High mobility group box 1 secretion blockade results in the reduction of early pancreatic islet graft loss

Pancreatic islet transplantation has been known as the best cure for patients suffering from severe type 1 diabetes mellitus (T1DM). Despite meaningful advances in human allogeneic islet transplantation field, significant amounts of islet loss in early post-transplantation periods is still a big concern for clinicians. One of the major factors determining the fate of the islets is the danger-associated molecular patterns (DAMPs) secreted by activated immune cells or islets themselves under hypoxic stress. High mobility group box 1 (HMGB1) protein is one of the best characterized DAMP molecules associated with islets. HMGB1 is known to be passively released by transplanted murine islet cells after taking damages from cytokines, reactive oxygen species, and other DAMPS, and the released HMGB1 harms neighboring islet cells by interacting with receptors expressed on murine islets such as toll-like receptor 2 (TLR2) and TLR4, thereby forming a vicious cycle.
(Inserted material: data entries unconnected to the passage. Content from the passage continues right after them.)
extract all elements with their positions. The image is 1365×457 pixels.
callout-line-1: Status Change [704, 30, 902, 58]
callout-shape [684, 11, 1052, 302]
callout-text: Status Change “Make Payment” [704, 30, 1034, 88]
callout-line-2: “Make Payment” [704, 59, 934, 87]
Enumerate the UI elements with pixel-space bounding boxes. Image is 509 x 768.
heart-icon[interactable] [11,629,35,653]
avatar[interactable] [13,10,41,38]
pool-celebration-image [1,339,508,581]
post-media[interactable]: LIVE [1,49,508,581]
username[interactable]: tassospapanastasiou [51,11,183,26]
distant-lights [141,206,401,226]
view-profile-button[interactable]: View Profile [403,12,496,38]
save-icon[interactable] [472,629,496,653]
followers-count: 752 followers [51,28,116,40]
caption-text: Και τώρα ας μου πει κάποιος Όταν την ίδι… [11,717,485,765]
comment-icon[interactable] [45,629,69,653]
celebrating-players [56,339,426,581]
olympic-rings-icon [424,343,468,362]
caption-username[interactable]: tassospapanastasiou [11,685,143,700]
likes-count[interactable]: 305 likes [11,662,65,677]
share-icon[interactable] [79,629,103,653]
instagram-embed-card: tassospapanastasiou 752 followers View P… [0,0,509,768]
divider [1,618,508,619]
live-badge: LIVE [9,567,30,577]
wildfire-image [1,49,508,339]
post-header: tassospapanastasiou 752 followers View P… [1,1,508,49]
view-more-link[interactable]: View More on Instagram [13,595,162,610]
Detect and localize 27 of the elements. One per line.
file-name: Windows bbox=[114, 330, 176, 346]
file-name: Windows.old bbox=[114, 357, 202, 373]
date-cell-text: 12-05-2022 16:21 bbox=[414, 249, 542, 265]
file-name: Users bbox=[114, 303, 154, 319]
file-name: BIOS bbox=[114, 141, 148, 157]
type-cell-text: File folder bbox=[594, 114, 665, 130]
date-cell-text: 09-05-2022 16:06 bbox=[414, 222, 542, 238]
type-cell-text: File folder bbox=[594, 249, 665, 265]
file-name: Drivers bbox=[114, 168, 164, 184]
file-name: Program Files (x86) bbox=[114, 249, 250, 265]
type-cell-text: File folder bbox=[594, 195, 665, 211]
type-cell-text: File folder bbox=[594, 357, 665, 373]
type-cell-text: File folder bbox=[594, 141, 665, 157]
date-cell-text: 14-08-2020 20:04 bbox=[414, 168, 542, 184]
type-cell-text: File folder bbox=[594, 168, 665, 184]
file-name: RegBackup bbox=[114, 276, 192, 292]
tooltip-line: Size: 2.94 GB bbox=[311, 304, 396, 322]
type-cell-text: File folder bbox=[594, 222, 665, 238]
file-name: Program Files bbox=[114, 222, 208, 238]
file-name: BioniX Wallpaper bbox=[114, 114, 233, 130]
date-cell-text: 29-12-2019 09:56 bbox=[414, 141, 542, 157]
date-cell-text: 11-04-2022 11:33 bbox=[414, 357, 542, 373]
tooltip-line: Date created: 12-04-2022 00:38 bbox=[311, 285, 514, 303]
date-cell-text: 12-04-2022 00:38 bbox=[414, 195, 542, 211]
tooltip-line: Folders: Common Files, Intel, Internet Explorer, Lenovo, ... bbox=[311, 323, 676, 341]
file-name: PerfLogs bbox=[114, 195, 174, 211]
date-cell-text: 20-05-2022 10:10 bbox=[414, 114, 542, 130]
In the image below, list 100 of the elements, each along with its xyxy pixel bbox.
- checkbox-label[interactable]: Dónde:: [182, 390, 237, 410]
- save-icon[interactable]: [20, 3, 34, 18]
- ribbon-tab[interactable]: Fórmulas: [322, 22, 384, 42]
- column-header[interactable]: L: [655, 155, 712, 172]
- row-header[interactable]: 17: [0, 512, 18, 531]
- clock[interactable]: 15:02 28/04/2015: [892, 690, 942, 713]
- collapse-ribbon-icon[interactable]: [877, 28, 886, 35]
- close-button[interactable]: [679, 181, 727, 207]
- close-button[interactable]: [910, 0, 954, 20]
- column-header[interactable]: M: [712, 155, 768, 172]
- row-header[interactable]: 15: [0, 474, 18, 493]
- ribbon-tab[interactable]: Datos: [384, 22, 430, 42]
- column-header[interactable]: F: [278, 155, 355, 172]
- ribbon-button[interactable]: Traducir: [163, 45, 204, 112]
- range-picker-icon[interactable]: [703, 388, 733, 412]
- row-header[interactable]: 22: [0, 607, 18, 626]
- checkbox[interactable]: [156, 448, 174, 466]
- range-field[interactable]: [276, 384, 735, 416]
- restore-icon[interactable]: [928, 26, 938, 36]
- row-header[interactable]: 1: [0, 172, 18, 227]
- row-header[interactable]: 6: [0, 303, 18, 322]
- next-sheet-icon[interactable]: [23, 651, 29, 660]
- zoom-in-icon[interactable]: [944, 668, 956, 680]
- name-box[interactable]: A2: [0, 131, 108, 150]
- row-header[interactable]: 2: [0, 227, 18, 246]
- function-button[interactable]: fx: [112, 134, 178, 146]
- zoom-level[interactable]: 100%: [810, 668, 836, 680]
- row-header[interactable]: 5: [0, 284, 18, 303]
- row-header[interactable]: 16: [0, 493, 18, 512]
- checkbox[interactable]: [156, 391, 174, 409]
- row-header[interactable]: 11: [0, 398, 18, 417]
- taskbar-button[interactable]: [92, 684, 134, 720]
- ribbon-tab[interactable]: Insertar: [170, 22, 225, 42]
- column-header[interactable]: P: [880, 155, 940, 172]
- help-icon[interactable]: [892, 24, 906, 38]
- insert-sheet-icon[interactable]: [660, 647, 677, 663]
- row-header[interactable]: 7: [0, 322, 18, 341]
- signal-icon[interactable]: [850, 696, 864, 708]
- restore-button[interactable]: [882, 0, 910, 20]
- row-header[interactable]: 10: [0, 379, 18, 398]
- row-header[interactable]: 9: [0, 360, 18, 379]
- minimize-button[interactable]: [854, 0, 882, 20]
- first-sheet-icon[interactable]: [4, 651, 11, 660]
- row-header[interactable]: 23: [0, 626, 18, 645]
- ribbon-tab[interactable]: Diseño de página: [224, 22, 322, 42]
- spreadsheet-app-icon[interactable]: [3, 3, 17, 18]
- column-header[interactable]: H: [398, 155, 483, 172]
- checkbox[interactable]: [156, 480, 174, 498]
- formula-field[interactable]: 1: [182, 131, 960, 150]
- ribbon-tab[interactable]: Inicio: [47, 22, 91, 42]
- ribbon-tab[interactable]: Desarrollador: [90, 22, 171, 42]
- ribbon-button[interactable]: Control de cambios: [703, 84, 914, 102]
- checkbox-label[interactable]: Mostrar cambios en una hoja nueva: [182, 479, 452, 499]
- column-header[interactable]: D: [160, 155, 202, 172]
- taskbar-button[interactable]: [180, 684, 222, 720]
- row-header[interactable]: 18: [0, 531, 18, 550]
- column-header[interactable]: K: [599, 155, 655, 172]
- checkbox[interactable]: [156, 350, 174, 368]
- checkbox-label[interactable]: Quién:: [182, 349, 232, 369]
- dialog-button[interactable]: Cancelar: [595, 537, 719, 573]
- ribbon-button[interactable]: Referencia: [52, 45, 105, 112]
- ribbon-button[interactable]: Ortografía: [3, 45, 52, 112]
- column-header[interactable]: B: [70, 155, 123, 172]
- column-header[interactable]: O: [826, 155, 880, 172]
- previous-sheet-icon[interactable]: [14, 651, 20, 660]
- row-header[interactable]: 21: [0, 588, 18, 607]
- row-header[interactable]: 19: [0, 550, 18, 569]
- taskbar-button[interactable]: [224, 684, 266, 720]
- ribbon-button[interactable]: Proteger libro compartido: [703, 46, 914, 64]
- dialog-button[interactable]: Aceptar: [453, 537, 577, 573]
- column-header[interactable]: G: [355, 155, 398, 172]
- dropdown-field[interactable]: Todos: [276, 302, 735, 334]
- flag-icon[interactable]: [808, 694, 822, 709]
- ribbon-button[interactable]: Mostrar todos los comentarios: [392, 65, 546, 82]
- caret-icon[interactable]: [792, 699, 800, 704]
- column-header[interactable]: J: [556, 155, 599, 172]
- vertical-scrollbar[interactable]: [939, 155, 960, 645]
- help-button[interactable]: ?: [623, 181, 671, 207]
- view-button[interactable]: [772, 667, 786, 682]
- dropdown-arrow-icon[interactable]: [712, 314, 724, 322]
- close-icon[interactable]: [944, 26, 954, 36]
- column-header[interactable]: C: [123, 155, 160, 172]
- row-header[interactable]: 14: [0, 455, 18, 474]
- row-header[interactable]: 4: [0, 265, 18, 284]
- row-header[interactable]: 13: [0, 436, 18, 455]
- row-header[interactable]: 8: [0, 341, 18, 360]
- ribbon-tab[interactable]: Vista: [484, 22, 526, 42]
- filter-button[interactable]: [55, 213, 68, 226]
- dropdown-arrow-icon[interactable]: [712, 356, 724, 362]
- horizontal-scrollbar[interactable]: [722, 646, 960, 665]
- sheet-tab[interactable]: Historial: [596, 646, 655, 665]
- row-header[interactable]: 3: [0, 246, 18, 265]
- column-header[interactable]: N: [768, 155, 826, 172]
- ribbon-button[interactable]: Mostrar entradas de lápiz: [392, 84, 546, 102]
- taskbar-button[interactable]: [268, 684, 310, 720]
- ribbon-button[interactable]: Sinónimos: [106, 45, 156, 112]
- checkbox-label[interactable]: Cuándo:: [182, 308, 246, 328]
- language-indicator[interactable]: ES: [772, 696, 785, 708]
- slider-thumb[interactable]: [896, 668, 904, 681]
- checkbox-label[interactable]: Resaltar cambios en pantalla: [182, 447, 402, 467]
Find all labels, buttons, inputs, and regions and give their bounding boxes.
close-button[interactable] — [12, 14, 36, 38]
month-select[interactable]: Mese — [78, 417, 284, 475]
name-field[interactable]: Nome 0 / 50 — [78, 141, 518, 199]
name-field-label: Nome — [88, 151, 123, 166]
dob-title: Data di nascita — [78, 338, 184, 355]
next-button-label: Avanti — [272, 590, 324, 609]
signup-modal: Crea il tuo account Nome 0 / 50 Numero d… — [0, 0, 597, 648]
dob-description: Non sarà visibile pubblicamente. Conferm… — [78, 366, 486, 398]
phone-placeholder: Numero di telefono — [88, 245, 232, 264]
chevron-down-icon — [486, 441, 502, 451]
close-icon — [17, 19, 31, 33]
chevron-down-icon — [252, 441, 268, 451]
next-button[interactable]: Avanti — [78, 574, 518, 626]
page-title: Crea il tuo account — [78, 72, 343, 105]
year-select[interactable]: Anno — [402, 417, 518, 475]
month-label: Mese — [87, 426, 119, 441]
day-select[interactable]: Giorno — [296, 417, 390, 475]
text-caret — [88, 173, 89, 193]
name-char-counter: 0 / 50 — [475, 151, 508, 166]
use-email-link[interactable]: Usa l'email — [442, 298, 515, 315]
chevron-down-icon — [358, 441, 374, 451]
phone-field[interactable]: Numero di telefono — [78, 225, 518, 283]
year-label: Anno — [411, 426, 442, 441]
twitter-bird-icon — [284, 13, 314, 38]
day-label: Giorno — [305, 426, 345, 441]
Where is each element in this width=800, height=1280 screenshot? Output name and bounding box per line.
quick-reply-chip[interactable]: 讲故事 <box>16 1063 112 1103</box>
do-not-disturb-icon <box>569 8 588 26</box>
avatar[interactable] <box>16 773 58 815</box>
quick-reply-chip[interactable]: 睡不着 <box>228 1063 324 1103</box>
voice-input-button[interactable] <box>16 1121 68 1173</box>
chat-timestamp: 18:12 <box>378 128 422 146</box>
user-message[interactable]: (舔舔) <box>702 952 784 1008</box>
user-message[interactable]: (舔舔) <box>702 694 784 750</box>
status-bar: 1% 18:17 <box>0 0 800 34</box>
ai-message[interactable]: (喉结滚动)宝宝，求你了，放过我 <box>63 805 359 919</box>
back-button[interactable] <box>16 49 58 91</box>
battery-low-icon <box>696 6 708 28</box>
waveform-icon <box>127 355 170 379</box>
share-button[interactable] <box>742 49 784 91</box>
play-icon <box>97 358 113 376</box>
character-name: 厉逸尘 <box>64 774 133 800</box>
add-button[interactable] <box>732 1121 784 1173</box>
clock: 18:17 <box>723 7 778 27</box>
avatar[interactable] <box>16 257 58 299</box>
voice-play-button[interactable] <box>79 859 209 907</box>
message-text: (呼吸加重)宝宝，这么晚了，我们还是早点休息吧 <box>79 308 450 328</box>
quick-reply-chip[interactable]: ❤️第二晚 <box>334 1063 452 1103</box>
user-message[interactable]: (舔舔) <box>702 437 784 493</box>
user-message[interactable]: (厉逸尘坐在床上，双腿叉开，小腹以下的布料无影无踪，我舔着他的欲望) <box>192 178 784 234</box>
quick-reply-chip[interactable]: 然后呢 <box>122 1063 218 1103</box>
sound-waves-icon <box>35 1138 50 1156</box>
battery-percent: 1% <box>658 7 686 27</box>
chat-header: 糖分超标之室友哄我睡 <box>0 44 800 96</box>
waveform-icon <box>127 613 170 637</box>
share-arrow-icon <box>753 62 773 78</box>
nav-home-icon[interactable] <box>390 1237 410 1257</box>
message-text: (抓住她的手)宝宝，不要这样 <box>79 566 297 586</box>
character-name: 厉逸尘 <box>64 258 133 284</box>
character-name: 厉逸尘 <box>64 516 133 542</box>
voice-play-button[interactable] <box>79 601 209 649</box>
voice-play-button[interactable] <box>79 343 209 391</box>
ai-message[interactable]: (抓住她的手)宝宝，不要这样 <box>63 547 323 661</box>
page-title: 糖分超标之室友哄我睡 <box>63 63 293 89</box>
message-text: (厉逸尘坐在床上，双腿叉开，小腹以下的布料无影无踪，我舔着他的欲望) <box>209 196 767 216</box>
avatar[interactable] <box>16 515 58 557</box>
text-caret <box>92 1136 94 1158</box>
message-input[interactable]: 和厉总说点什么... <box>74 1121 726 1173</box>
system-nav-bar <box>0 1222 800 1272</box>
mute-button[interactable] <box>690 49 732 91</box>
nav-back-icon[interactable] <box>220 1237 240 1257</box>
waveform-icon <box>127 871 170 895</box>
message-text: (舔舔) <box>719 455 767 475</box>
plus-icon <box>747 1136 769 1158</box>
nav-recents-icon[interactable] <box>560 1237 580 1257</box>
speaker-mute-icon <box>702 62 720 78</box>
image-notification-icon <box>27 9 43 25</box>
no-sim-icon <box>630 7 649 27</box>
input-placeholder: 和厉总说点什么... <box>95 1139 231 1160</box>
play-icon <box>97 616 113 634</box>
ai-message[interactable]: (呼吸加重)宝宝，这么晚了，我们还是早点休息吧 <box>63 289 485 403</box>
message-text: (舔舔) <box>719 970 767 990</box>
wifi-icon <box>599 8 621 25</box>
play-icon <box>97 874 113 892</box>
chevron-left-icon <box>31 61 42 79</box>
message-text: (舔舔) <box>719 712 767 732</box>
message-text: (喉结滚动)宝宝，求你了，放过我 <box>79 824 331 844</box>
Here, we show that a small molecule inhibitor inflachromene (ICM) was capable of blocking the secretion of HMGB1 from murine islet cells during the normoxic and hypoxic post-isolation period. Notably, the treatment of ICM during the islet isolation process resulted in decreased HMGB1 levels during the subsequent cell culture. ICM's in vivo efficacy was evaluated in murine syngeneic islet transplantation model, and it significantly reduced the serum and graft level of HMGB1. Ultimately, the intraperitoneal administration of ICM prevented the loss of marginal-mass islet grafts and reversed the diabetes in mice. •Isolated pancreatic islets secrete HMGB1 during normoxic and hypoxic incubation.•Inflachromene blocks HMGB1 secretion from isolated pancreatic islets.•Inflachromene lowers serum and graft HMGB1 levels in islet transplant recipients.•HMGB1 blockade increased in vitro and in vivo viability of pancreatic islets.•Inflachromene's mass-sparing effect cured diabetic mice with marginal-mass islets.